FIG. 9 is a block diagram showing a configuration of a homodyne type missile seeker according to the present invention.

[Explanation of symbols]

 M: Missile device main body 10: Control unit 11: Pulse laser 12: Optical duplexer 13: Optical system 14: Atmospheric Doppler 15: Optical mixer 16: CW laser 17: Detector 18: LIDAR signal processing unit 21: Seeker device 22: Steering Part 23… Main wing 24… Propulsion part

 ──────────────────────────────────────────────────続 き Continued on the front page F term (reference) 2C014 DA08 DB03 DC01 DD11 5J084 AA05 AA07 AB03 AC02 AC06 AD03 AD04 BA22 BA23 BA37 BA43 BA44 DA01 EA07 EA27 FA03

Claims (6)

[Claims] A laser irradiating means for irradiating a laser; a laser receiving means for receiving a reflected wave of the laser in the same direction as an optical axis of the laser irradiating means and outputting an output signal based on the reflected wave; Detecting means for detecting the presence of an object based on a Doppler frequency detected by discriminating a frequency of an output signal from the laser receiving means and changing a frequency band; and a missile based on a detection result of the detecting means.
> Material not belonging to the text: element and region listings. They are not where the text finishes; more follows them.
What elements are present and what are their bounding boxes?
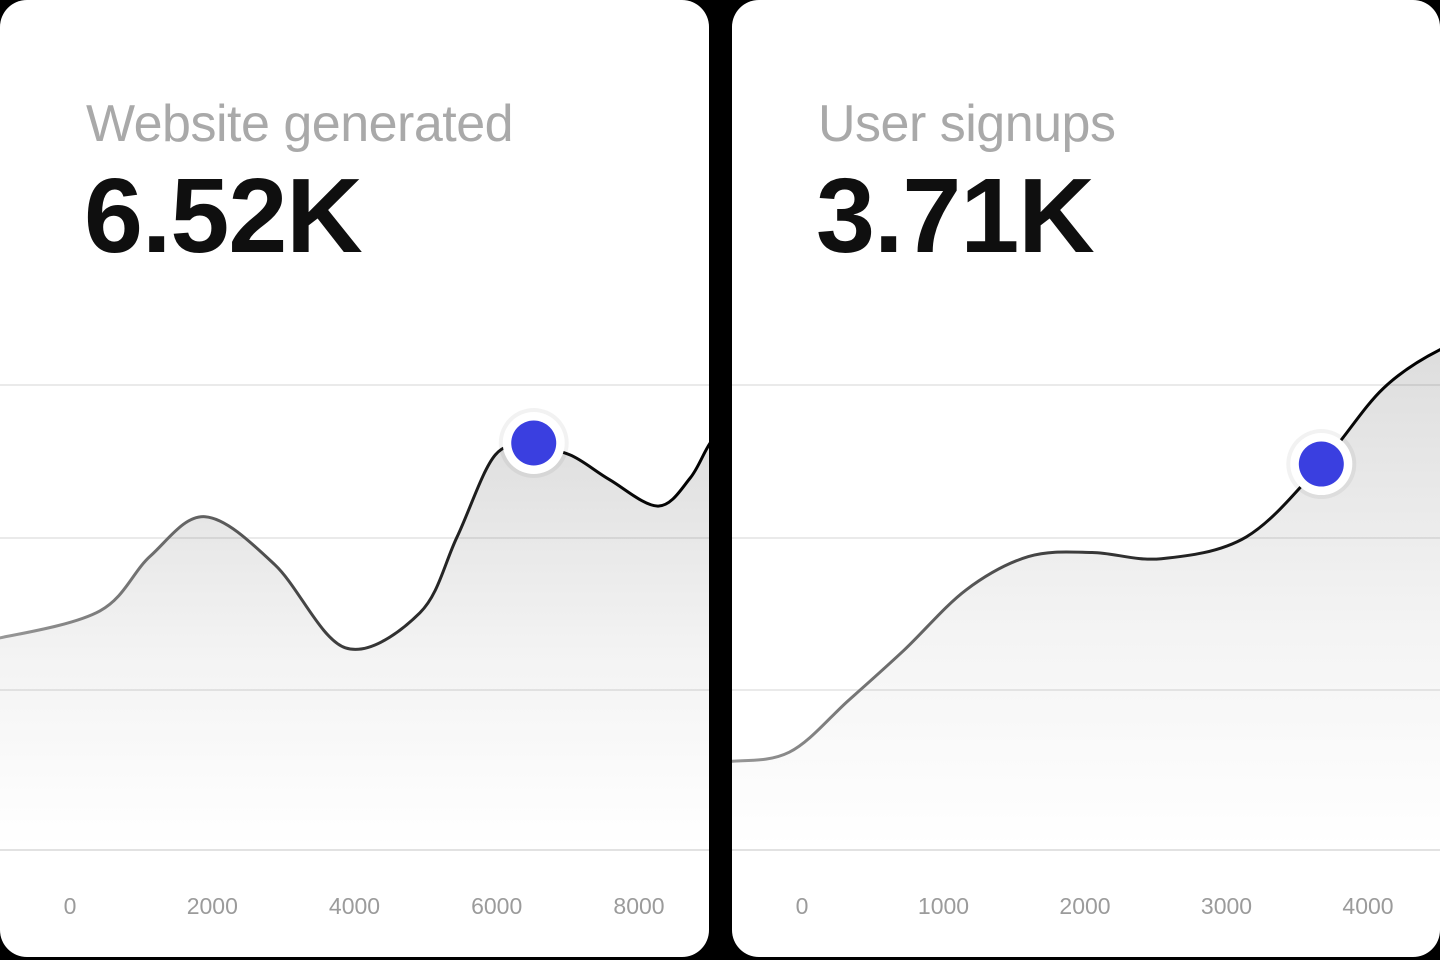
x-axis-tick-label: 1000	[917, 893, 970, 919]
marker-dot	[511, 420, 557, 466]
x-axis-tick-label: 2000	[1059, 893, 1111, 919]
area-chart-user-signups	[732, 348, 1440, 851]
area-chart-website-generated	[0, 384, 709, 851]
marker-dot	[1298, 441, 1344, 487]
trend-line	[732, 348, 1440, 763]
x-axis-tick-label: 6000	[471, 893, 523, 919]
area-fill	[732, 349, 1440, 850]
x-axis-tick-label: 4000	[1342, 893, 1394, 919]
x-axis-tick-label: 0	[795, 893, 809, 919]
card-website-generated: Website generated 6.52K 0 2000 4000 6000 800…	[0, 0, 709, 957]
card-headline-value: 6.52K	[84, 157, 363, 275]
x-axis-tick-label: 0	[63, 893, 77, 919]
x-axis-tick-label: 4000	[328, 893, 381, 919]
x-axis-tick-label: 2000	[186, 893, 238, 919]
x-axis-tick-label: 3000	[1200, 893, 1253, 919]
x-axis-tick-label: 8000	[613, 893, 665, 919]
card-headline-value: 3.71K	[816, 157, 1095, 275]
card-user-signups: User signups 3.71K 0 1000 2000 3000 4000	[732, 0, 1440, 957]
card-title: User signups	[818, 95, 1116, 153]
trend-line	[0, 441, 709, 651]
area-fill	[0, 444, 709, 850]
card-title: Website generated	[86, 95, 514, 153]
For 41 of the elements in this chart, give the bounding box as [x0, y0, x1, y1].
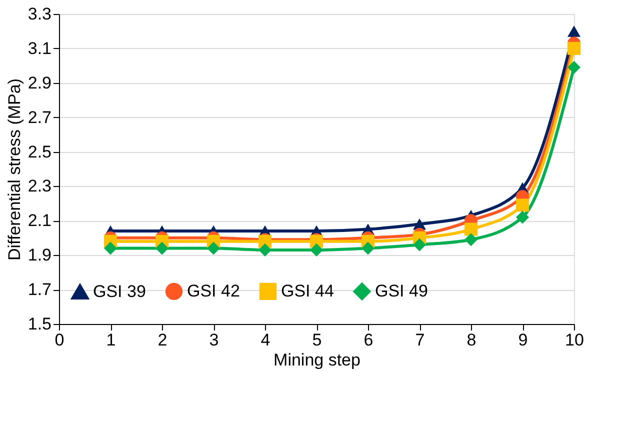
x-tick-label: 2 [158, 330, 168, 350]
x-tick-label: 4 [260, 330, 270, 350]
point [361, 242, 375, 255]
y-tick-label: 1.7 [28, 280, 52, 300]
point [516, 210, 530, 224]
x-tick-label: 7 [415, 330, 425, 350]
x-tick-label: 8 [466, 330, 476, 350]
legend-label: GSI 39 [93, 282, 146, 301]
x-tick-label: 1 [106, 330, 116, 350]
y-tick-label: 2.9 [28, 73, 52, 92]
legend-label: GSI 42 [187, 281, 240, 300]
legend-label: GSI 44 [281, 281, 334, 300]
y-tick-label: 2.3 [28, 176, 52, 196]
point [567, 42, 581, 55]
x-axis-title: Mining step [274, 350, 360, 370]
point [464, 233, 478, 246]
y-tick-label: 2.5 [28, 142, 52, 162]
x-tick-label: 10 [565, 330, 584, 350]
point [104, 242, 118, 255]
y-tick-label: 3.3 [28, 4, 52, 24]
x-tick-label: 0 [54, 330, 64, 350]
y-tick-label: 1.9 [28, 246, 52, 265]
y-tick-label: 2.1 [28, 211, 52, 230]
point [206, 242, 220, 255]
point [258, 243, 272, 256]
y-tick-label: 3.1 [28, 38, 52, 58]
x-tick-label: 9 [518, 330, 528, 350]
point [310, 243, 324, 256]
point [412, 238, 426, 252]
y-tick-label: 1.5 [28, 314, 52, 334]
point [567, 26, 581, 37]
legend-label: GSI 49 [375, 281, 428, 300]
y-axis-title: Differential stress (MPa) [4, 78, 24, 261]
y-tick-label: 2.7 [28, 108, 52, 127]
point [567, 60, 581, 74]
x-tick-label: 5 [312, 330, 322, 350]
x-tick-label: 6 [364, 330, 374, 350]
point [155, 242, 169, 255]
x-tick-label: 3 [209, 330, 219, 350]
point [516, 198, 530, 212]
point [464, 222, 478, 236]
Signal processing means for outputting a guidance signal related to the flight direction of the missile; and a missile seeker device mounted on the missile. A laser irradiating means for irradiating the laser after modulating the laser with a modulating unit; and directing the laser beam in the same direction as the optical axis of the laser irradiating means so as to maintain the divergence angle of the reflected wave of the laser constant. Laser receiving means for receiving an optical signal using an optical mixer capable of removing the frequency of a CW laser serving as an oscillation source of a pulse laser from the frequency of the reflected wave, and converting the optical signal into an electric signal; Detecting means for detecting the presence of an object based on the Doppler frequency detected by discriminating the frequency of the electric signal from the apparatus and changing the frequency band; and a guiding signal regarding the flight direction of the missile based on the detection result of the detecting means. A signal processing means for outputting a signal; and a missile seeker device using a heterodyne method. 3. The laser receiving means according to claim 1, wherein said laser receiving means has a quadrant detecting element, and can perform a monopulse angle measurement for outputting an induction signal with only one pulse according to an output difference between the elements.
And 2. The missile seeker device according to 2. 4. The signal processing means calculates a distance to a target based on a time difference between a laser emission time and a Doppler reception time on the basis of a detection result of the detection means, and generates a guidance signal relating to a flight direction of the missile based on the distance. 3. The missile seeker device according to claim 1, further comprising signal processing means for outputting. 5. The signal processing means calculates a distance to a target based on a time difference between a laser emission time and a Doppler reception time based on a detection result of the detection means, and detects a wind immediately after the missile is fired. An inductive signal is output in accordance with the detection result in the first frequency width, and when the distance to the target approaches a predetermined value or less, to a second frequency width different from the first frequency width to detect a helicopter rotor. 3. The missile seeker device according to claim 1, wherein a guidance signal is output based on the detection result at the switching width. 4. 6. The laser irradiating means irradiates a laser obtained by modulating a CW laser, and the laser receiving means, the detecting means and the signal processing means mix a reflected wave of the laser with the CW laser. To obtain the output difference between the signal to be detected and the signal obtained by scanning the rotor wind or the rotor,
3. The missile seeker device according to claim 1, wherein an induction signal is output based on the output difference.